Imputer au multiculturalisme le terrorisme, la violence, la domination des groupes et de leurs leaders sur les individus relevant de minorités, à commencer par les femmes, c'est en faire un bouc émissaire ou, au mieux, ne s'intéresser qu'aux dérives des modèles qu'il promeut, et non à ces modèles eux-mêmes.  

En Europe, la critique du «multiculturalisme» par les droites et les extrêmes droites va de pair avec l'appel à l'intégration des immigrés. Cet appel est toujours présenté comme une nécessité pour la nation, pour la société dans son ensemble, et jamais du point de vue des immigrés.
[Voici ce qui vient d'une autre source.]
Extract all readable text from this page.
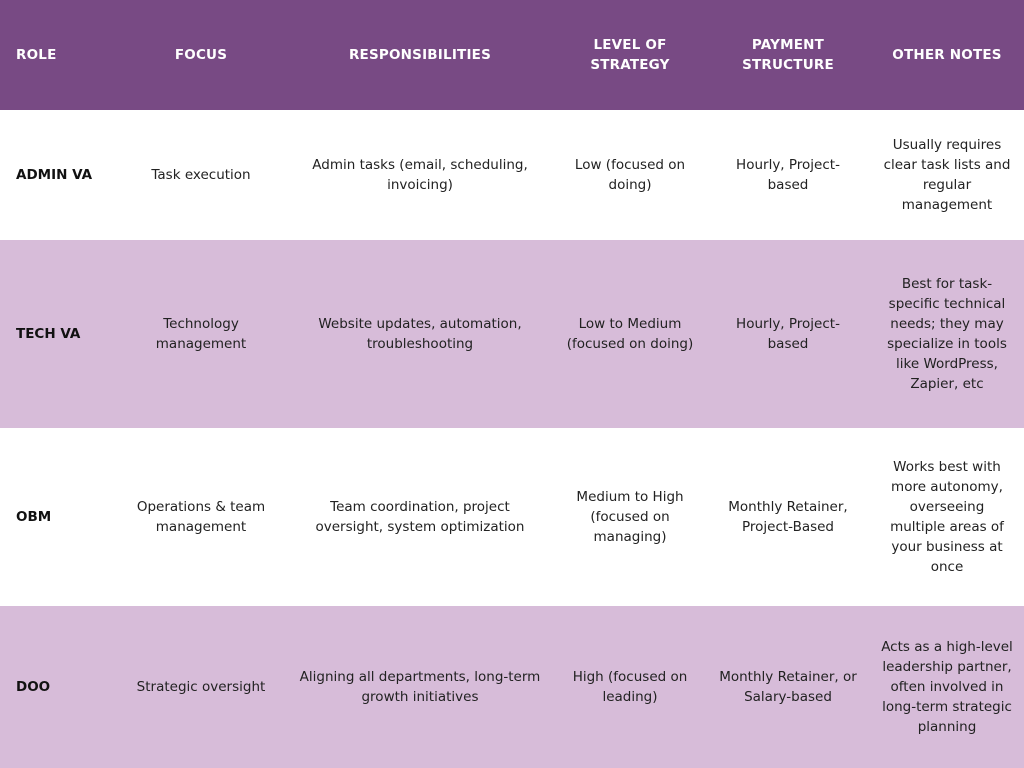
ROLE	FOCUS	RESPONSIBILITIES	LEVEL OF STRATEGY	PAYMENT STRUCTURE	OTHER NOTES
ADMIN VA	Task execution	Admin tasks (email, scheduling, invoicing)	Low (focused on doing)	Hourly, Project-based	Usually requires clear task lists and regular management
TECH VA	Technology management	Website updates, automation, troubleshooting	Low to Medium (focused on doing)	Hourly, Project-based	Best for task-specific technical needs; they may specialize in tools like WordPress, Zapier, etc
OBM	Operations & team management	Team coordination, project oversight, system optimization	Medium to High (focused on managing)	Monthly Retainer, Project-Based	Works best with more autonomy, overseeing multiple areas of your business at once
DOO	Strategic oversight	Aligning all departments, long-term growth initiatives	High (focused on leading)	Monthly Retainer, or Salary-based	Acts as a high-level leadership partner, often involved in long-term strategic planning
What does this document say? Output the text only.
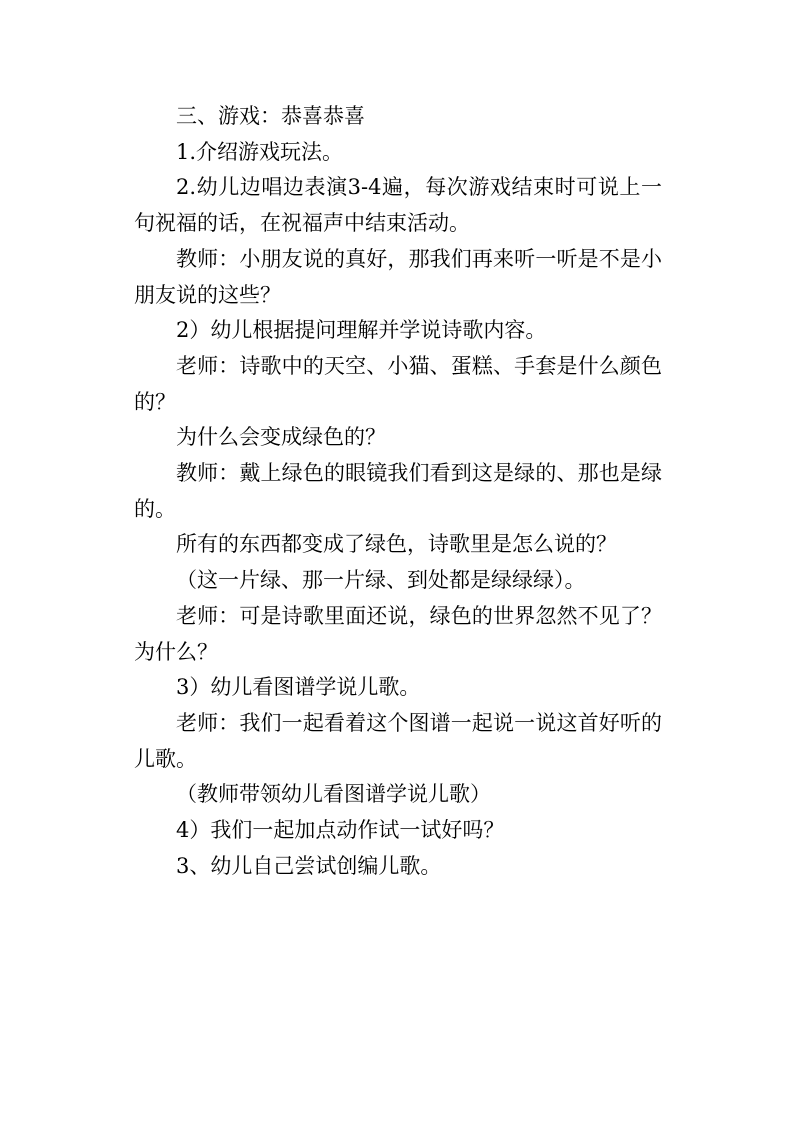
三、游戏：恭喜恭喜

1.介绍游戏玩法。

2.幼儿边唱边表演3-4遍，每次游戏结束时可说上一句祝福的话，在祝福声中结束活动。

教师：小朋友说的真好，那我们再来听一听是不是小朋友说的这些？

2）幼儿根据提问理解并学说诗歌内容。

老师：诗歌中的天空、小猫、蛋糕、手套是什么颜色的？

为什么会变成绿色的？

教师：戴上绿色的眼镜我们看到这是绿的、那也是绿的。

所有的东西都变成了绿色，诗歌里是怎么说的？

（这一片绿、那一片绿、到处都是绿绿绿）。

老师：可是诗歌里面还说，绿色的世界忽然不见了？为什么？

3）幼儿看图谱学说儿歌。

老师：我们一起看着这个图谱一起说一说这首好听的儿歌。

（教师带领幼儿看图谱学说儿歌）

4）我们一起加点动作试一试好吗？

3、幼儿自己尝试创编儿歌。
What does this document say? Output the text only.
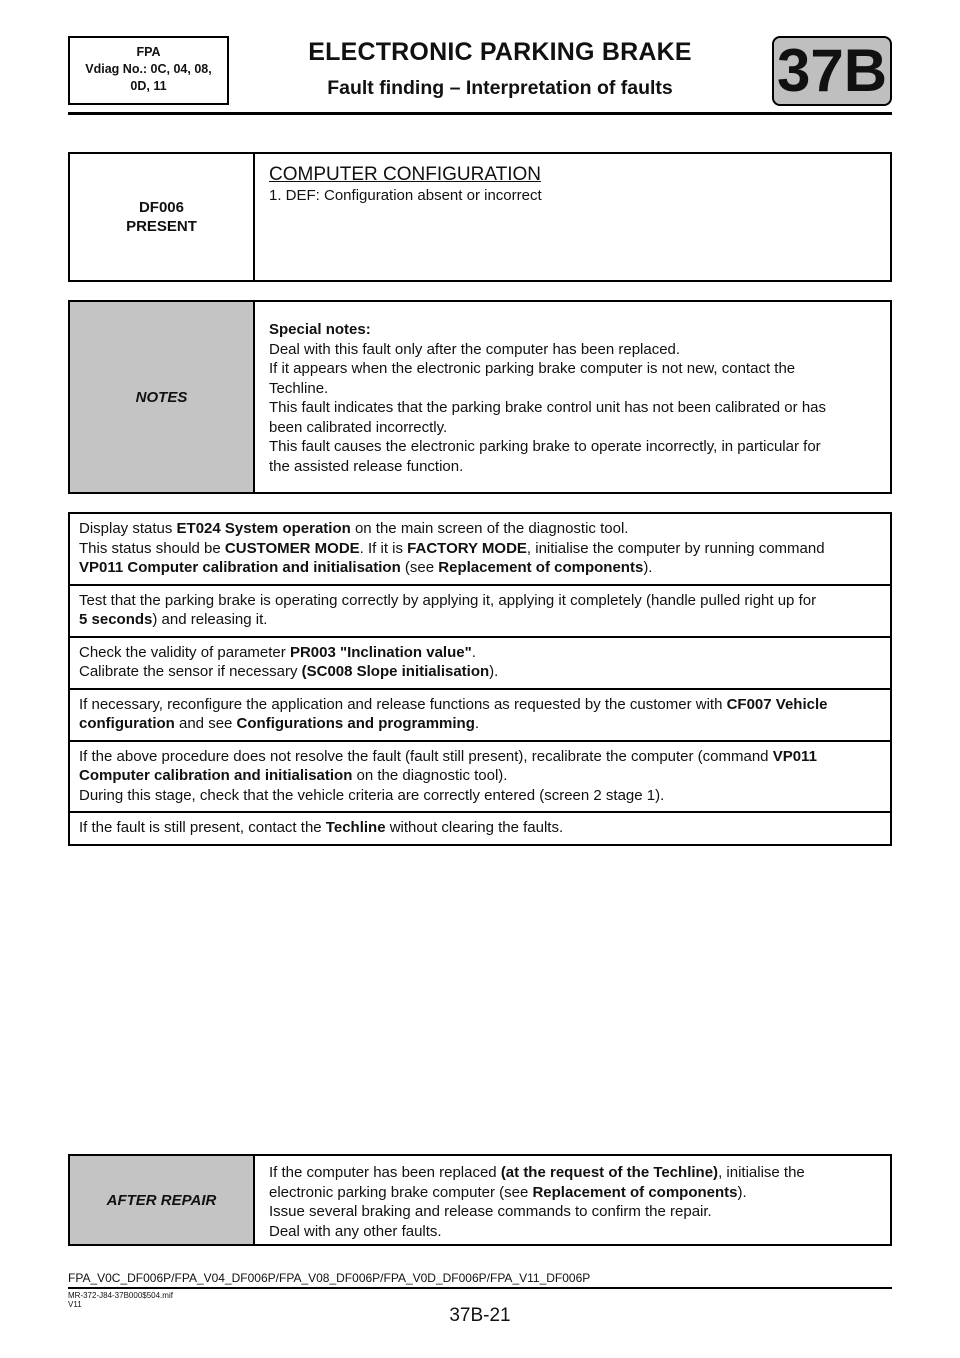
FPA
Vdiag No.: 0C, 04, 08,
0D, 11
ELECTRONIC PARKING BRAKE
Fault finding – Interpretation of faults	37B
DF006
PRESENT
COMPUTER CONFIGURATION
1. DEF: Configuration absent or incorrect
NOTES
Special notes:
Deal with this fault only after the computer has been replaced.
If it appears when the electronic parking brake computer is not new, contact the
Techline.
This fault indicates that the parking brake control unit has not been calibrated or has
been calibrated incorrectly.
This fault causes the electronic parking brake to operate incorrectly, in particular for
the assisted release function.
Display status ET024 System operation on the main screen of the diagnostic tool.
This status should be CUSTOMER MODE. If it is FACTORY MODE, initialise the computer by running command
VP011 Computer calibration and initialisation (see Replacement of components).
Test that the parking brake is operating correctly by applying it, applying it completely (handle pulled right up for
5 seconds) and releasing it.
Check the validity of parameter PR003 "Inclination value".
Calibrate the sensor if necessary (SC008 Slope initialisation).
If necessary, reconfigure the application and release functions as requested by the customer with CF007 Vehicle
configuration and see Configurations and programming.
If the above procedure does not resolve the fault (fault still present), recalibrate the computer (command VP011
Computer calibration and initialisation on the diagnostic tool).
During this stage, check that the vehicle criteria are correctly entered (screen 2 stage 1).
If the fault is still present, contact the Techline without clearing the faults.
AFTER REPAIR
If the computer has been replaced (at the request of the Techline), initialise the
electronic parking brake computer (see Replacement of components).
Issue several braking and release commands to confirm the repair.
Deal with any other faults.
FPA_V0C_DF006P/FPA_V04_DF006P/FPA_V08_DF006P/FPA_V0D_DF006P/FPA_V11_DF006P
MR-372-J84-37B000$504.mif
V11
37B-21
Ceux-ci sont alors définis comme autant de problèmes ou de sources de difficultés, rien d'autres, et le message qui leur est adressé est vite si peu conforme aux réalités de leur expérience sociale qu'il ne peut être qu'incantatoire, et répressif : que signifie l'injonction de l'intégration, si les moyens de la réussir ne sont guère proposés?

Le rejet actuel du multiculturalisme au nom d'une intégration qui devient mythique devrait interpeller les gauches européennes, plutôt divisées à son sujet: elles auraient bien tort de se contenter d'embrayer le pas aux droites et aux extrêmes droites.